NMC Commentary

Is there an answer to the lack of access to Primary Care?

Yes. We certainly hope so. That being said it is not an easy one to answer because the problem is bigger than us. We are so pleased to be welcoming five new Primary Care physicians and advance practice providers to better meet our community’s needs. There is a well-documented national shortage of physicians that contributes to access challenges and impacts much of Vermont. Recently, a patient of one of our Primary Care practices voiced frustration over challenges getting an appointment. I definitely hear his frustrations and appreciate his perspective. Our team has reached out to him directly and is meeting with him. As our community members I want you all to know the answer to this question. Our goal is to provide the best access to care.

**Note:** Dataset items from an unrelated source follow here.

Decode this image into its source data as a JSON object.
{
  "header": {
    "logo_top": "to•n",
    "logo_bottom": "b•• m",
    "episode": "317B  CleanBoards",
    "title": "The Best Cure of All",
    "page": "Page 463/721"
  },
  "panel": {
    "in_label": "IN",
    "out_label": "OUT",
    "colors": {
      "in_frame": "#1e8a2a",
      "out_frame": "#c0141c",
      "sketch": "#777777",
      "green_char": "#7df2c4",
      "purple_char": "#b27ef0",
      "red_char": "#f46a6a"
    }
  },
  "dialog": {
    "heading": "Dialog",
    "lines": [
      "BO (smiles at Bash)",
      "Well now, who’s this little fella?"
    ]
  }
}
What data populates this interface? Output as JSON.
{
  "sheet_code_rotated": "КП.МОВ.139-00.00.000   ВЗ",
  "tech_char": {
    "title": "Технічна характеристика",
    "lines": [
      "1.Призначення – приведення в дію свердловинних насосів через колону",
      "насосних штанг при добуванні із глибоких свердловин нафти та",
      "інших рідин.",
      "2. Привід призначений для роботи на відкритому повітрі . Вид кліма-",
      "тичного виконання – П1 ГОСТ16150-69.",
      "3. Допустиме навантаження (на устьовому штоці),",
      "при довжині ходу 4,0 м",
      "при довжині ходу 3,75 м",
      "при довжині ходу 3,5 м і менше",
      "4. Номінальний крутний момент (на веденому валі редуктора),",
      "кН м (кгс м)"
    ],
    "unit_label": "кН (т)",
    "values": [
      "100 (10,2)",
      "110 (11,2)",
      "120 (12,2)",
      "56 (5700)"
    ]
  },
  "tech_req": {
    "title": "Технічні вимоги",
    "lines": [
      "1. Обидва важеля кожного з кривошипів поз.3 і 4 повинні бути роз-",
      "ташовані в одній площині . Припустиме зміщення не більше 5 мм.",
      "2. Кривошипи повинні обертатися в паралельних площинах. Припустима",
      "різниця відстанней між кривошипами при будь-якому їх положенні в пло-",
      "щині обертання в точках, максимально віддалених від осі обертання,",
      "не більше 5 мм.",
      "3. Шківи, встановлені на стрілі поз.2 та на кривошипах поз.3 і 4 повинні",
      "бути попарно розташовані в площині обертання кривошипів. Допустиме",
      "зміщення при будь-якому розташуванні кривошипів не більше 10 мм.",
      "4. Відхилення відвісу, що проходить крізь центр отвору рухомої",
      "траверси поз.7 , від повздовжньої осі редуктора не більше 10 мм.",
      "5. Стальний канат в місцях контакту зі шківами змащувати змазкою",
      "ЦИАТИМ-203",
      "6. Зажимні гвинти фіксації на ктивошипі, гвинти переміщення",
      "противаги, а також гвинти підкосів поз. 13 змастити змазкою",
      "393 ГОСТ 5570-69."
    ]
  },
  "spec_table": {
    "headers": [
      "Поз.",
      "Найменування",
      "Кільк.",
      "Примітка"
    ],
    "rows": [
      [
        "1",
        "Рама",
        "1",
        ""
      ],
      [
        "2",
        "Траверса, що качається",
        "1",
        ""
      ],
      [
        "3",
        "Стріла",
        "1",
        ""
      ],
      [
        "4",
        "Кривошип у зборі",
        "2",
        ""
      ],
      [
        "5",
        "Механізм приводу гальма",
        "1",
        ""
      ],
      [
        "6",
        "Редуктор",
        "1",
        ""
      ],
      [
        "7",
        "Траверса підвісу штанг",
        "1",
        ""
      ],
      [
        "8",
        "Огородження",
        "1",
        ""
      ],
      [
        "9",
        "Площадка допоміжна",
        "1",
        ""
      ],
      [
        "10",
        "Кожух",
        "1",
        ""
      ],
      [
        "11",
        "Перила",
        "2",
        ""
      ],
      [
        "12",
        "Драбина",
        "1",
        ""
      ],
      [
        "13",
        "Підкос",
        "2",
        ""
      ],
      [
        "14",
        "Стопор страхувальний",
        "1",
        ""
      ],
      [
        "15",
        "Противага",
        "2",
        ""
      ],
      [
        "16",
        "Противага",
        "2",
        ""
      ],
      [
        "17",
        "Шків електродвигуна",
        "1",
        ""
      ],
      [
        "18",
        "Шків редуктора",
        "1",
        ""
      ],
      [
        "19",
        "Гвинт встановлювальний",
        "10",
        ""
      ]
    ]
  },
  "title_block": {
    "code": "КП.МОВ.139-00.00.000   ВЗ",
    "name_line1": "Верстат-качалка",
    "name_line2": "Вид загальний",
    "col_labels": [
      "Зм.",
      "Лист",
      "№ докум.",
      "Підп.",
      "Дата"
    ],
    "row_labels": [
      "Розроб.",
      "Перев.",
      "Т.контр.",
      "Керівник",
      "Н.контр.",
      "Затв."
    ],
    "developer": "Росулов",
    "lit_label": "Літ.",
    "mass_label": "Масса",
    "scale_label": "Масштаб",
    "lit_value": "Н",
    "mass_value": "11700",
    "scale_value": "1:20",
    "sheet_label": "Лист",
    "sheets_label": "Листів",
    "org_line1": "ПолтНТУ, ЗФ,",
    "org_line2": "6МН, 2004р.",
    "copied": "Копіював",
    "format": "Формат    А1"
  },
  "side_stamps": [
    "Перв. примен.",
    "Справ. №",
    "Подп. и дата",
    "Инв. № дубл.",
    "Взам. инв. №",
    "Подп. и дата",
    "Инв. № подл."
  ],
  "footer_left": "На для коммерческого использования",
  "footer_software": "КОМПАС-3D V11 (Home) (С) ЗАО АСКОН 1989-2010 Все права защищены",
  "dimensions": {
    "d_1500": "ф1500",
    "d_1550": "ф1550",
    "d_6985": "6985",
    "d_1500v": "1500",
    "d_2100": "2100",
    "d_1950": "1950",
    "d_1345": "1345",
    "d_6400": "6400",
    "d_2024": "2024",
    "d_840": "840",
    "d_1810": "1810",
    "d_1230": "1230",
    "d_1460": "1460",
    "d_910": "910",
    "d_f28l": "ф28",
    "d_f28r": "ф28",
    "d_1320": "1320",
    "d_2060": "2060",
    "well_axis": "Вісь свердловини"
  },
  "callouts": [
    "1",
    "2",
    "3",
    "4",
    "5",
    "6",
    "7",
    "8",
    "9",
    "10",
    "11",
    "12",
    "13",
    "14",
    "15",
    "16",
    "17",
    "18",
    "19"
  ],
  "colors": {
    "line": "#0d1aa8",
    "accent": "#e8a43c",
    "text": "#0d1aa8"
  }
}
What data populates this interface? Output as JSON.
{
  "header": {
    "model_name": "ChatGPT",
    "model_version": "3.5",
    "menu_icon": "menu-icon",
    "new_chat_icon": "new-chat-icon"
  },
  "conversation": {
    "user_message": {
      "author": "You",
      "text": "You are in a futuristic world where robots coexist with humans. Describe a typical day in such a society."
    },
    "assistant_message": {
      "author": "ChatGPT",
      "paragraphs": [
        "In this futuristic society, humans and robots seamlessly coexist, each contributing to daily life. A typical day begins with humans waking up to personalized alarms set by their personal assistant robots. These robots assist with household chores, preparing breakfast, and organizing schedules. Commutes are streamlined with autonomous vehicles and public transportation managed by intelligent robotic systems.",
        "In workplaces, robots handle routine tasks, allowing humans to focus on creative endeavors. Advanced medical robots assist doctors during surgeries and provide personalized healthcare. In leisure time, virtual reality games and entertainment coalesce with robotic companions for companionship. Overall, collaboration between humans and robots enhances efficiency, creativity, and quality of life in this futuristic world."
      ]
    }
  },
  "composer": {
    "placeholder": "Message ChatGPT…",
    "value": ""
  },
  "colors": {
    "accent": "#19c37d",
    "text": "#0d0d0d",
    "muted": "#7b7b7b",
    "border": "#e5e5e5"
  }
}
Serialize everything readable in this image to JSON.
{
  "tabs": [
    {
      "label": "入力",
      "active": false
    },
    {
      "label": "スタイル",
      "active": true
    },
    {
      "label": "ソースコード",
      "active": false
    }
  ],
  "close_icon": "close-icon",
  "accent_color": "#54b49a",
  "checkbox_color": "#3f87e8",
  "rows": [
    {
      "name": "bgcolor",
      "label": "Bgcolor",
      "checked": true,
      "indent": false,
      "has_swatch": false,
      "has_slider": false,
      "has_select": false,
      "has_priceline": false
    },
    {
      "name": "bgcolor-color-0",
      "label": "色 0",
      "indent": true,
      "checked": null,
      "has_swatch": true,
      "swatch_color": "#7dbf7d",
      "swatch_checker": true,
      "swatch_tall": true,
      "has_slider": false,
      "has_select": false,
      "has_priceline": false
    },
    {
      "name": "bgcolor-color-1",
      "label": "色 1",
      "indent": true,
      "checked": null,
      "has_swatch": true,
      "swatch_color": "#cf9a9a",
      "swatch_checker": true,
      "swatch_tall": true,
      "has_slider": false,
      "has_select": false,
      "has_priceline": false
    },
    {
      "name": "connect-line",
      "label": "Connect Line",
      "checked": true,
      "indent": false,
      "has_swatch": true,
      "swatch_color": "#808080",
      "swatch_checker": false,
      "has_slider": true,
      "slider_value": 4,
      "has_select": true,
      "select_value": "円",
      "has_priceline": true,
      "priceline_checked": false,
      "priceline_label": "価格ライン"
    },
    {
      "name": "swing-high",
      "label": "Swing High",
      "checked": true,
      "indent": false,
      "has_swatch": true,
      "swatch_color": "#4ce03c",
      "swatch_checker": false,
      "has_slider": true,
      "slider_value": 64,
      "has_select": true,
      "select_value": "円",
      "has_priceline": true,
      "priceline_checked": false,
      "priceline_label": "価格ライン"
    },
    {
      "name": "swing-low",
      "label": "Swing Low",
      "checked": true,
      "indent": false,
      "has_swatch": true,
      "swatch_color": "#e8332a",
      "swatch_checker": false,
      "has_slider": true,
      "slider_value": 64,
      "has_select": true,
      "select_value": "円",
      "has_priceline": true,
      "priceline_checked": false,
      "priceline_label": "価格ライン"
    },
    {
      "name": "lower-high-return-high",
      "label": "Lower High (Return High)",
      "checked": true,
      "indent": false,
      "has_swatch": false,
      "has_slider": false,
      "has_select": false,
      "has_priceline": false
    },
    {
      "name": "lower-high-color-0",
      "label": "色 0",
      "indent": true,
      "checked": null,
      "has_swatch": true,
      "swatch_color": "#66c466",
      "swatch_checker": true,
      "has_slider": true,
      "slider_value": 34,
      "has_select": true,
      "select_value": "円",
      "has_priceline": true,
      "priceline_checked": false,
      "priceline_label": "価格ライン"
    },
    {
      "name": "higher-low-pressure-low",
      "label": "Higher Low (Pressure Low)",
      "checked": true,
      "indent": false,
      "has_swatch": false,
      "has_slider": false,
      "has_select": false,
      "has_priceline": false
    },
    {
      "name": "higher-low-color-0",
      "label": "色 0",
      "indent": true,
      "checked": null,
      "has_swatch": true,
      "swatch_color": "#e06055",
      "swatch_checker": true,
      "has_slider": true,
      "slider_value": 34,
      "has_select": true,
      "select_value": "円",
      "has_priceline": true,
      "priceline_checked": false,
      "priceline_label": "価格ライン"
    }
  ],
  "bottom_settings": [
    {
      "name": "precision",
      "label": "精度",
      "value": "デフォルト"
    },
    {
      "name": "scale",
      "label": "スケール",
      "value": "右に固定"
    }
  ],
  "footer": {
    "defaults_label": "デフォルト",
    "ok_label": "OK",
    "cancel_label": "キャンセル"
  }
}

The shortage is serious. The prominent study of the issue was released in 2016 by the Association of American Medical Colleges (AAMC) and the report on it says “under every combination of scenarios modeled, the United States will face a shortage of physicians over the next decade.” AAMC President Darrell Kirch, MD., says “These updated projections confirm that the physician shortage is real, it’s significant.” The report identifies that the situation is also getting worse at the national level, estimating “a shortfall of between 14,900 and 35,600 primary care physicians” by 2025. Here in Vermont, Champlain Valley Area Health Education Center (CVAHEC) produced the Vermont Primary Care Practitioner Workforce 2016 Snapshot which finds “a statewide workforce shortage in adult primary care persists … during the three-year period of 2013 to 2016, the number of primary care practitioners grew; however, the shortage in adult primary care practitioners continued statewide.” Shortages are identified in eight of Vermont’s fourteen counties, including Franklin, Grand Isle, and Chittenden Counties.

Our community is fortunate to be served by dedicated Primary Care physicians and advanced practice providers in private practices, in NOTCH practices, and in NMC’s practices. Vacancies within any of the practices can cause access issues even as the existing team works long and hard to meet the need. I am pleased to announce NMC is about to fill many vacancies. Allison Mack, a board certified nurse practitioner, has just started at Northwestern Georgia Health Center. Dr. Erica Monfred is scheduled to start at Northwestern Primary Care on September 7. Dr. Chester Areson will be joining Northwestern Georgia Health Center on September 18. Dr. Judy Fingergut will be starting October 9 and working in both practices. Dr. Leah Hillier will be joining Northwestern Primary Care and Northwestern Orthopedics in November. It is so exciting to have these five joining our Medical Staff over the coming months as they will allow for a significant improvement in access to timely appointments.

Please do not hesitate to call your Primary Care provider’s office to be seen. Every practice in the community strives to meet their patients’ needs and will do their best to make that happen for you. It is our goal to be able to offer same-day availability within each of our Primary Care practices for timely needs though specific providers’ daily schedules may approach being essentially full on certain days. Our patient’s recent letter was a strong reminder for us of the importance of flexibility and creativity in our efforts to see patients in a timely manner. That message has been received and we are improving our approach to meet the needs of our community. When you need us we want to be there for you.

As NMC has emphasized through our “Right Care, Right Place” communication, having an ongoing close relationship with a Primary Care provider is the foundation of each person’s health care. In some instances when Primary Care is not available at a time that is convenient for the patient, many have found Northwestern Urgent Care (located on NMC’s Campus on Fairfield Street in St. Albans and on Route 7 in Georgia) to be a very helpful complement to their Primary Care although insurance coverages often require a higher co-pay for this convenient care.

Access to Primary Care is very important for each individual in our community. It is one of the driving factors within the NMC strategic plan. It drives our recruitment and retention efforts and is why we are excited to bring Primary Care to expanded, flexible, efficient new space at the front of campus this Fall. I thank our patient for reaching out with his concerns, as it provided us with pause and reflection on the need to improve our current approach as we finalize these longer-term improvements. Sharing perspectives and opportunities for improvement is how we as a community can remain united and strong as we press forward to ensuring the best access to care locally. I welcome your feedback always. I am personally committed to improve access to care to best serve this community.